Claude Codeの課題を解決:ローカル完結型「永続記憶システム」Tsuzuriが開発された
本記事は、AIコーディング支援ツール「Claude Code」がセッション終了時に会話の文脈や決定事項を完全に忘れてしまうというユーザー体験上の大きな課題(健忘)に着目し、それを解決するためのローカル完結型永続記憶システム「Tsuzuri(綴り)」の開発について詳細に解説している。Tsuzuriは、「バラバラの会話を一本の糸でつなぎ、文脈を綴じていく」というコンセプトに基づいている。
既存のメモリ関連ツールには、日本語検索の精度が低い、API課金が発生する、または機密情報がクラウドに送信されるといった問題点があったため、開発者は「日本語で・無料で・ローカルで完結する」システムを目指した。その結果、Tsuzuriは以下の3つの原則に基づいて設計されている。
1. **ローカル完結**: データ保存にはSQLiteを使用し、意味検索もOllamaを用いてローカルで実行するため、外部へのデータ送信が一切ない。
2. **無料**: API課金が発生しないよう、標準ライブラリ中心の構成を維持している。
3. **日本語対応**: SQLite FTS5のtrigramトークナイザと日本製埋め込みモデル「Ruri」を採用し、高い日本語検索精度を実現した。
仕組み面では、「2層メモリ」構造を採用。セッション起動時に常に注入される「Tier1(引き継ぎメモ/恒久情報)」と、必要に応じて過去ログを検索する「Tier2(生ログ)」(SQLite FTS5による全文検索)に分けることで、コンテキストの過負荷を防いでいる。さらに、ノイズ低減のため、会話本文を「会話テキスト」と「コード/ログ blob」に分離し、意味検索の埋め込み対象を純粋な会話文のみに限定する工夫(blob分離)を行っている。また、生のログから決定事項やバグ修正といった重要な情報を抽出し、「構造化メモリ」(decisions.md, bugs-and-fixes.mdなど)として蒸留・追記することで、検索の信号品質を飛躍的に向上させている。
利用者はインストーラを実行するだけで自動で記憶が開始され、セッション終了後には専用コマンド(`memory-distill.js`など)を実行して構造化メモリを更新できる。

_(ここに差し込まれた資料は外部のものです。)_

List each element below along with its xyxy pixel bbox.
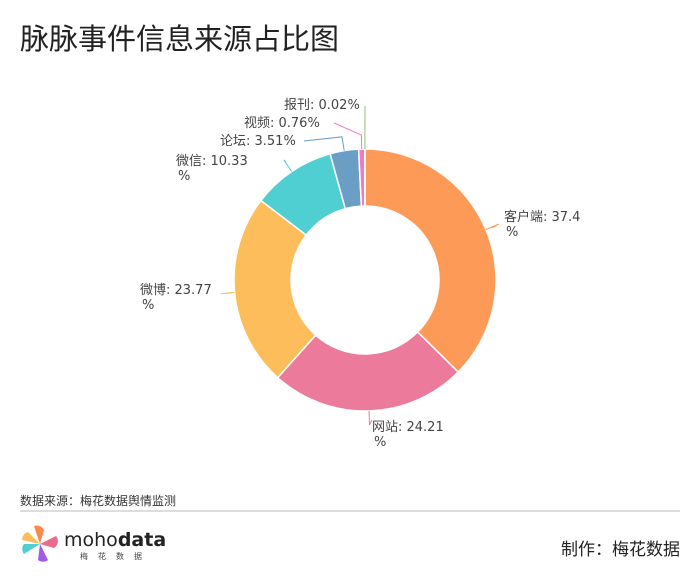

これにより、Claude Codeの使用体験は大幅に改善されると期待されている。
背景
大規模言語モデル(LLM)を用いたコーディング支援ツールが普及する中で、セッション間の文脈維持は最大の課題の一つでした。従来のシステムでは、会話履歴の管理にコストや外部依存性が伴い、特に日本語での高精度な長期記憶を実現することが困難でした。
重要用語解説
- Claude Code: AIによるコード生成・補完を支援するツール。対話形式で開発プロセスをサポートし、ユーザーが作業を進める際の文脈理解能力が求められる。
- 永続記憶システム: セッションの終了や再起動を経ても、過去の会話履歴や決定事項といった情報を保持し、AIモデルに引き継ぐ仕組み。LLMの実用化における重要な課題の一つ。
- SQLite FTS5: 軽量な組み込みデータベースであるSQLiteが持つ全文検索エンジン(FTS5)。ローカル環境で高速かつ高精度なキーワードベースのテキスト検索を可能にする技術。
今後の影響
本システムは、AIツールの実用性を飛躍的に向上させ、特に開発現場での長期的なプロジェクト管理に革命をもたらす可能性がある。ローカル完結型であるためセキュリティ面での懸念が少なく、企業や機密性の高いデータを取り扱う環境への導入が進むと予想される。